Matan holds a BA from Tufts and a MALD from the Fletcher School of Law and Diplomacy.  Matan was a co-founder of the New Initiative for Middle East Peace (NIMEP) at the Institute, a student in the 2003-04 EPIIC year, and a TA for EPIIC 2006-07.

Lauren Lovelace
Lauren Lovelace is Executive Director of the U.S.-Afghan Women’s Council at Georgetown University. A career Foreign Service Officer, Lauren has served in India; Egypt; the U.S. Mission to the United Nations in NY; the International Visitor Leadership Program in NY; Washington DC; and most recently Bangladesh, where she launched a groundbreaking public-private partnership to engage, inspire, connect, and empower Bangladesh’s 80% youth majority through public service.

Lauren speaks French, Arabic, and Russian.

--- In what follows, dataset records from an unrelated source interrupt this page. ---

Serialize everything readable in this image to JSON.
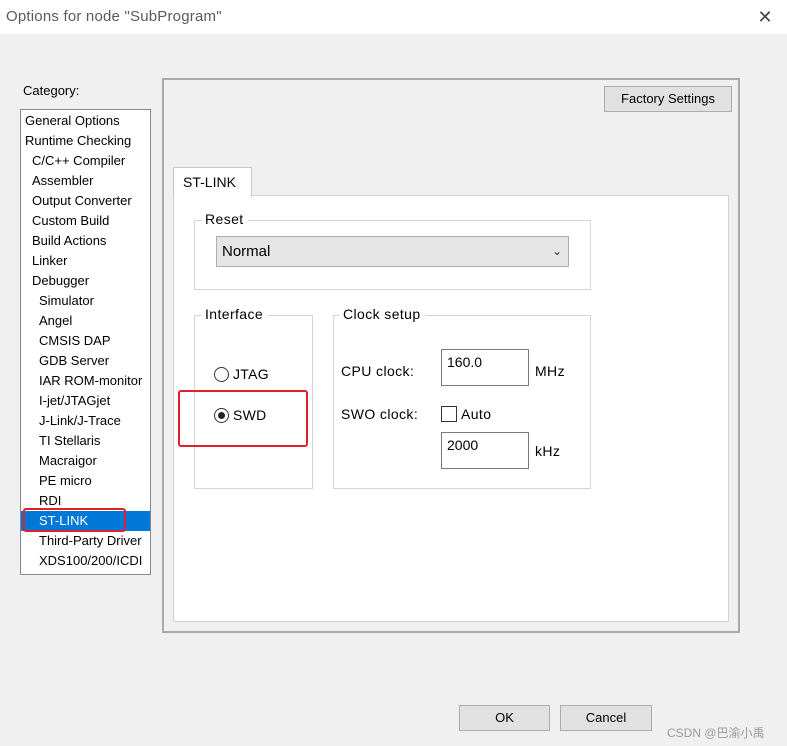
{
  "window": {
    "title": "Options for node \"SubProgram\"",
    "close_glyph": "✕"
  },
  "category": {
    "label": "Category:",
    "selected": "ST-LINK",
    "items": [
      {
        "label": "General Options",
        "level": 0
      },
      {
        "label": "Runtime Checking",
        "level": 0
      },
      {
        "label": "C/C++ Compiler",
        "level": 1
      },
      {
        "label": "Assembler",
        "level": 1
      },
      {
        "label": "Output Converter",
        "level": 1
      },
      {
        "label": "Custom Build",
        "level": 1
      },
      {
        "label": "Build Actions",
        "level": 1
      },
      {
        "label": "Linker",
        "level": 1
      },
      {
        "label": "Debugger",
        "level": 1
      },
      {
        "label": "Simulator",
        "level": 2
      },
      {
        "label": "Angel",
        "level": 2
      },
      {
        "label": "CMSIS DAP",
        "level": 2
      },
      {
        "label": "GDB Server",
        "level": 2
      },
      {
        "label": "IAR ROM-monitor",
        "level": 2
      },
      {
        "label": "I-jet/JTAGjet",
        "level": 2
      },
      {
        "label": "J-Link/J-Trace",
        "level": 2
      },
      {
        "label": "TI Stellaris",
        "level": 2
      },
      {
        "label": "Macraigor",
        "level": 2
      },
      {
        "label": "PE micro",
        "level": 2
      },
      {
        "label": "RDI",
        "level": 2
      },
      {
        "label": "ST-LINK",
        "level": 2
      },
      {
        "label": "Third-Party Driver",
        "level": 2
      },
      {
        "label": "XDS100/200/ICDI",
        "level": 2
      }
    ]
  },
  "panel": {
    "factory_settings_label": "Factory Settings",
    "tab_label": "ST-LINK",
    "reset": {
      "group_title": "Reset",
      "selected_value": "Normal",
      "chevron": "⌄"
    },
    "interface": {
      "group_title": "Interface",
      "options": [
        "JTAG",
        "SWD"
      ],
      "selected": "SWD"
    },
    "clock": {
      "group_title": "Clock setup",
      "cpu_label": "CPU clock:",
      "cpu_value": "160.0",
      "cpu_unit": "MHz",
      "swo_label": "SWO clock:",
      "auto_label": "Auto",
      "auto_checked": false,
      "swo_value": "2000",
      "swo_unit": "kHz"
    }
  },
  "footer": {
    "ok_label": "OK",
    "cancel_label": "Cancel",
    "watermark": "CSDN @巴渝小禹"
  },
  "colors": {
    "selection": "#0078d7",
    "highlight_box": "#e0202b"
  }
}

She holds a BA from Tufts University; a Masters in International Law and Diplomacy from the Fletcher School; a Masters in Public Administration from the University of Kentucky; and a graduate certificate from St. Petersburg State University, Russia. Lauren is a recipient of the State Department’s Distinguished, Superior, and Meritorious Honor Awards.  Lauren was in the EPIIC 1990-91 year.